Thankfully, his retirement was treated with respect, and helped to undo some of the damage done by over ten years of blatant misuse, but it kills me to think about what Flair, who could still wrestle better than 90% of the roster and can still do better promos than anyone in the company, could have done if they thought to put him in that position, a position he showed for over ten years that he could handle the pressures of.
Though Flair’s best days as a headliner were behind him when I first laid eyes on him in the WWF in September of 1991, the magic of videotape allowed me to look back years later, once I was able to appreciate workrate and promo ability, and see his uncanny ability to make even the least talented wrestlers on the planet look good, and understand what Ric Flair was really all about and why he was able to carry a WRESTLING company the way he had.
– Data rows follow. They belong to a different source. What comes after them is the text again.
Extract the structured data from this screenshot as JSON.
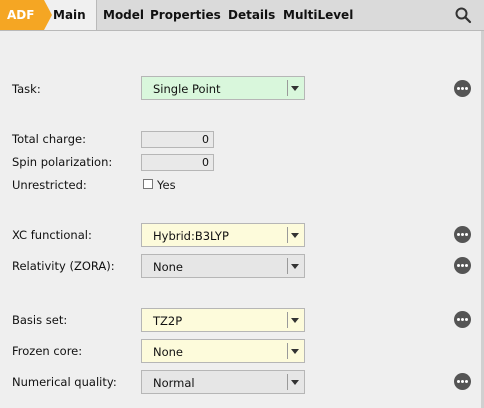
{
  "tabs": {
    "adf": "ADF",
    "main": "Main",
    "model": "Model",
    "properties": "Properties",
    "details": "Details",
    "multilevel": "MultiLevel"
  },
  "icons": {
    "search": "search-icon",
    "more": "more-options-icon"
  },
  "colors": {
    "adf_tab": "#f5a623",
    "green_field": "#d9f7dc",
    "yellow_field": "#fdfbdb"
  },
  "form": {
    "task": {
      "label": "Task:",
      "value": "Single Point"
    },
    "total_charge": {
      "label": "Total charge:",
      "value": "0"
    },
    "spin_polarization": {
      "label": "Spin polarization:",
      "value": "0"
    },
    "unrestricted": {
      "label": "Unrestricted:",
      "option": "Yes",
      "checked": false
    },
    "xc_functional": {
      "label": "XC functional:",
      "value": "Hybrid:B3LYP"
    },
    "relativity": {
      "label": "Relativity (ZORA):",
      "value": "None"
    },
    "basis_set": {
      "label": "Basis set:",
      "value": "TZ2P"
    },
    "frozen_core": {
      "label": "Frozen core:",
      "value": "None"
    },
    "numerical_quality": {
      "label": "Numerical quality:",
      "value": "Normal"
    }
  }
}
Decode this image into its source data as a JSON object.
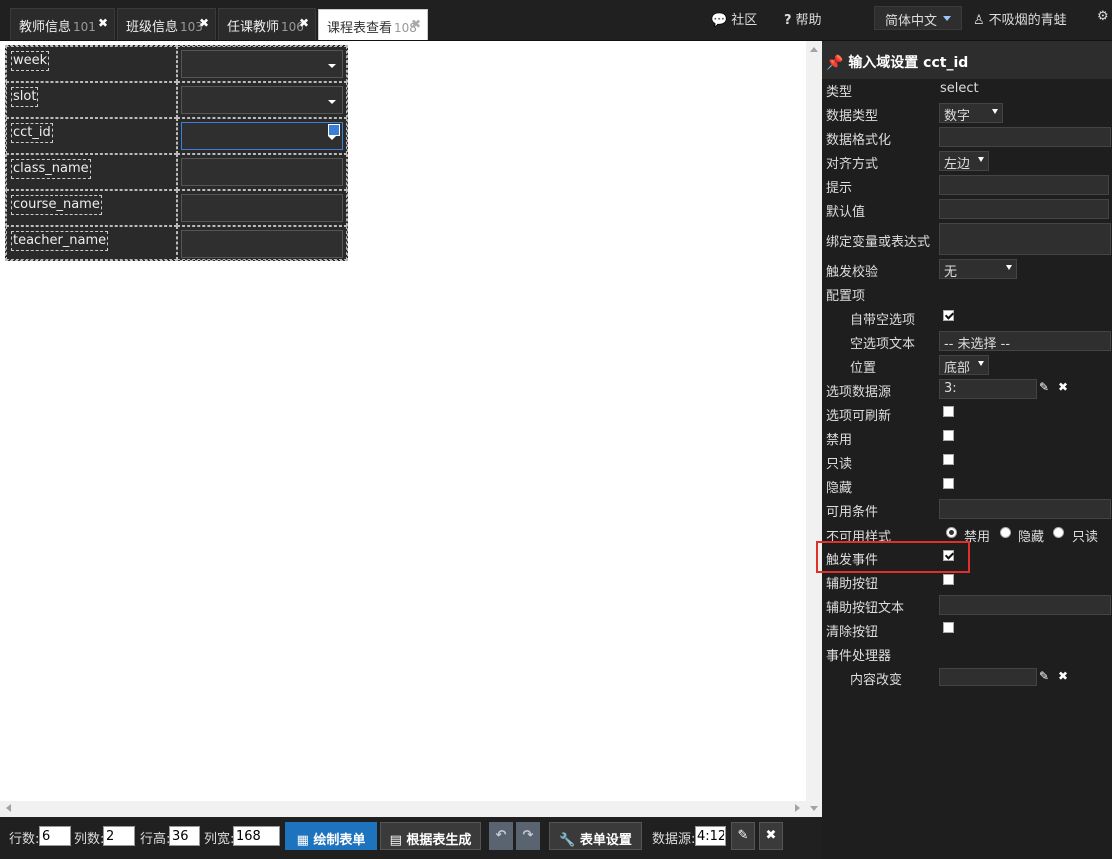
{
  "tabs": [
    {
      "label": "教师信息",
      "num": "101",
      "active": false
    },
    {
      "label": "班级信息",
      "num": "103",
      "active": false
    },
    {
      "label": "任课教师",
      "num": "106",
      "active": false
    },
    {
      "label": "课程表查看",
      "num": "108",
      "active": true
    }
  ],
  "topnav": {
    "community": "社区",
    "help": "帮助",
    "language": "简体中文",
    "user": "不吸烟的青蛙"
  },
  "form_fields": [
    {
      "label": "week",
      "type": "select"
    },
    {
      "label": "slot",
      "type": "select"
    },
    {
      "label": "cct_id",
      "type": "select"
    },
    {
      "label": "class_name",
      "type": "text"
    },
    {
      "label": "course_name",
      "type": "text"
    },
    {
      "label": "teacher_name",
      "type": "text"
    }
  ],
  "bottom": {
    "rows_label": "行数:",
    "rows_value": "6",
    "cols_label": "列数:",
    "cols_value": "2",
    "row_height_label": "行高:",
    "row_height_value": "36",
    "col_width_label": "列宽:",
    "col_width_value": "168",
    "draw_form": "绘制表单",
    "gen_from_table": "根据表生成",
    "form_settings": "表单设置",
    "datasource_label": "数据源:",
    "datasource_value": "4:12"
  },
  "panel": {
    "title": "输入域设置 cct_id",
    "type_label": "类型",
    "type_value": "select",
    "datatype_label": "数据类型",
    "datatype_value": "数字",
    "format_label": "数据格式化",
    "align_label": "对齐方式",
    "align_value": "左边",
    "hint_label": "提示",
    "default_label": "默认值",
    "bind_label": "绑定变量或表达式",
    "validate_label": "触发校验",
    "validate_value": "无",
    "config_label": "配置项",
    "empty_option_label": "自带空选项",
    "empty_option_checked": true,
    "empty_text_label": "空选项文本",
    "empty_text_value": "-- 未选择 --",
    "position_label": "位置",
    "position_value": "底部",
    "options_source_label": "选项数据源",
    "options_source_value": "3:",
    "refreshable_label": "选项可刷新",
    "disabled_label": "禁用",
    "readonly_label": "只读",
    "hidden_label": "隐藏",
    "available_label": "可用条件",
    "unavail_style_label": "不可用样式",
    "unavail_opts": [
      "禁用",
      "隐藏",
      "只读"
    ],
    "trigger_event_label": "触发事件",
    "trigger_event_checked": true,
    "aux_button_label": "辅助按钮",
    "aux_button_text_label": "辅助按钮文本",
    "clear_button_label": "清除按钮",
    "event_handler_label": "事件处理器",
    "content_change_label": "内容改变"
  }
}
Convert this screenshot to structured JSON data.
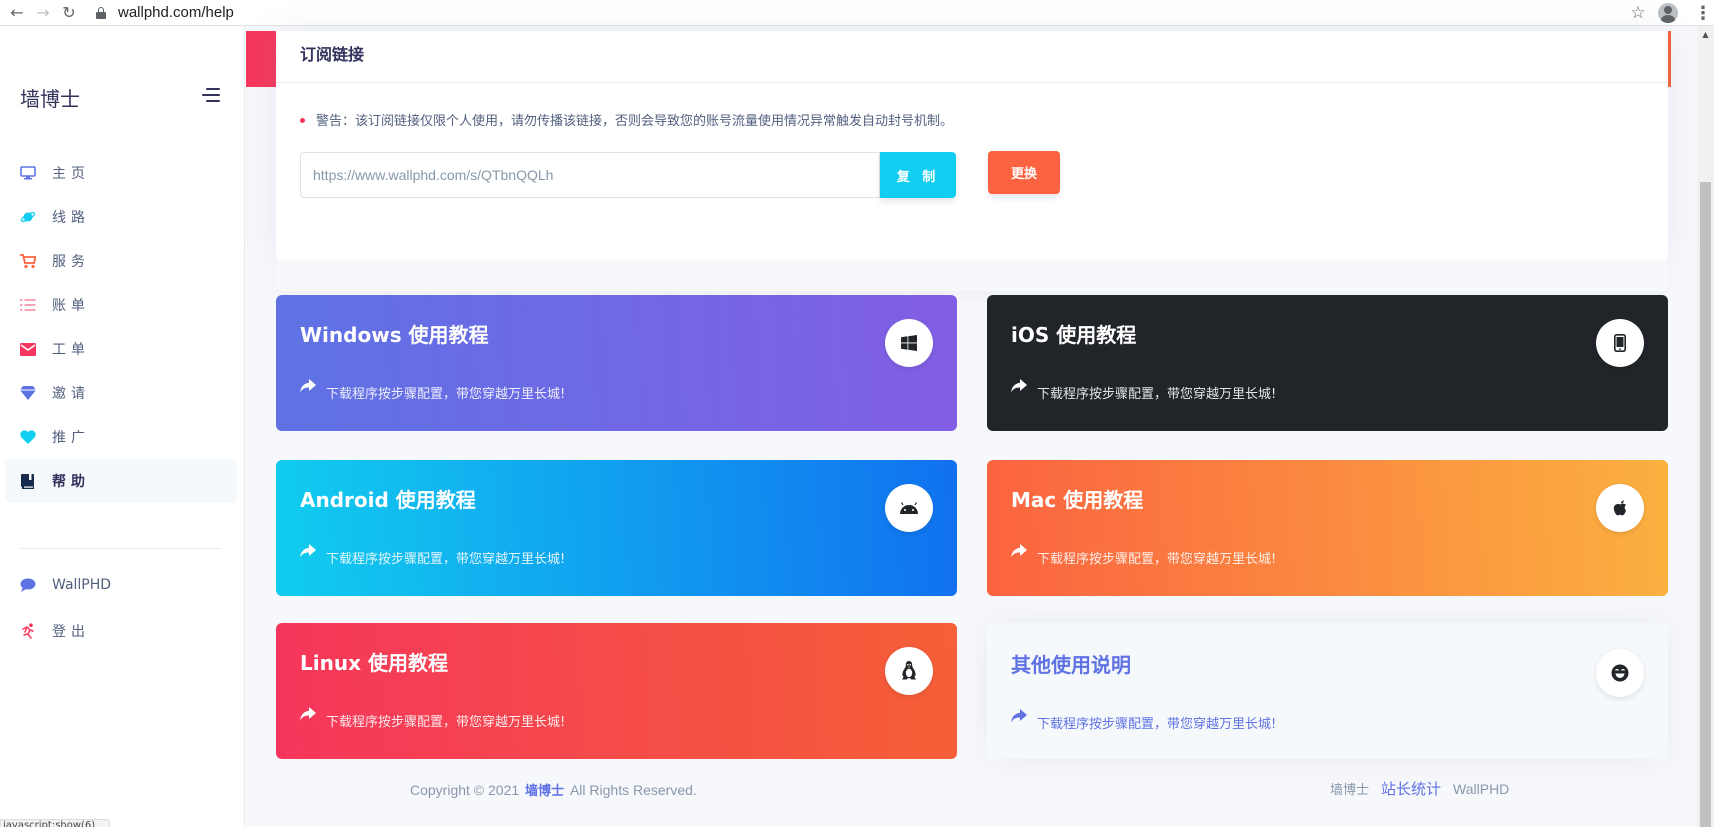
{
  "browser": {
    "url": "wallphd.com/help",
    "back_icon": "←",
    "forward_icon": "→",
    "reload_icon": "↻",
    "star_icon": "☆",
    "menu_icon": "⋮"
  },
  "sidebar": {
    "brand": "墙博士",
    "items": [
      {
        "label": "主页",
        "icon": "monitor-icon",
        "color": "#5e72e4"
      },
      {
        "label": "线路",
        "icon": "planet-icon",
        "color": "#11cdef"
      },
      {
        "label": "服务",
        "icon": "cart-icon",
        "color": "#fb6340"
      },
      {
        "label": "账单",
        "icon": "list-icon",
        "color": "#f3a4b5"
      },
      {
        "label": "工单",
        "icon": "email-icon",
        "color": "#f5365c"
      },
      {
        "label": "邀请",
        "icon": "diamond-icon",
        "color": "#5e72e4"
      },
      {
        "label": "推广",
        "icon": "heart-icon",
        "color": "#11cdef"
      },
      {
        "label": "帮助",
        "icon": "book-icon",
        "color": "#172b4d"
      }
    ],
    "extra_items": [
      {
        "label": "WallPHD",
        "icon": "chat-icon",
        "color": "#5e72e4"
      },
      {
        "label": "登出",
        "icon": "run-icon",
        "color": "#f5365c"
      }
    ],
    "active": "帮助"
  },
  "status_bar": "javascript:show(6)",
  "subscription": {
    "title": "订阅链接",
    "warning": "警告：该订阅链接仅限个人使用，请勿传播该链接，否则会导致您的账号流量使用情况异常触发自动封号机制。",
    "url": "https://www.wallphd.com/s/QTbnQQLh",
    "copy_label": "复 制",
    "reset_label": "更换"
  },
  "tutorials": [
    {
      "title": "Windows 使用教程",
      "desc": "下载程序按步骤配置，带您穿越万里长城!",
      "icon": "windows-icon"
    },
    {
      "title": "iOS 使用教程",
      "desc": "下载程序按步骤配置，带您穿越万里长城!",
      "icon": "mobile-icon"
    },
    {
      "title": "Android 使用教程",
      "desc": "下载程序按步骤配置，带您穿越万里长城!",
      "icon": "android-icon"
    },
    {
      "title": "Mac 使用教程",
      "desc": "下载程序按步骤配置，带您穿越万里长城!",
      "icon": "apple-icon"
    },
    {
      "title": "Linux 使用教程",
      "desc": "下载程序按步骤配置，带您穿越万里长城!",
      "icon": "linux-icon"
    },
    {
      "title": "其他使用说明",
      "desc": "下载程序按步骤配置，带您穿越万里长城!",
      "icon": "smile-icon"
    }
  ],
  "footer": {
    "copyright_prefix": "Copyright © 2021",
    "brand": "墙博士",
    "copyright_suffix": "All Rights Reserved.",
    "links": [
      "墙博士",
      "站长统计",
      "WallPHD"
    ]
  }
}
You can tell by the way my tone changed throughout this writing how my attitude toward him changed throughout the years. As has been impressed upon me, I amy not be able to appreciate Flair watching him on videotape as well as older fans did watching him throughout the course of his career, but I can certainly compare what he was doing even in the 80s to what WWE and TNA are doing today and see the difference as clear as day.
Was Ric Flair the greatest of all time? He certainly seems to have the best all around package. He definitely made a lot of stars, in several territories and promotions, over the years. He could not only handle, but embrace the pressures of carrying not just a company, but an entire family of territories on his back and still do a remarkable job. Do I wish he could have been more in his later years? Yes, absolutely, but as the Rolling Stones said, you can’t always get what you want, but you get what you need, and the business needed somebody like Ric Flair, and the NWA certainly needed Flair, and Flair delivered, and always gave his best no matter how he was treated, and that makes him somebody the business will never forget.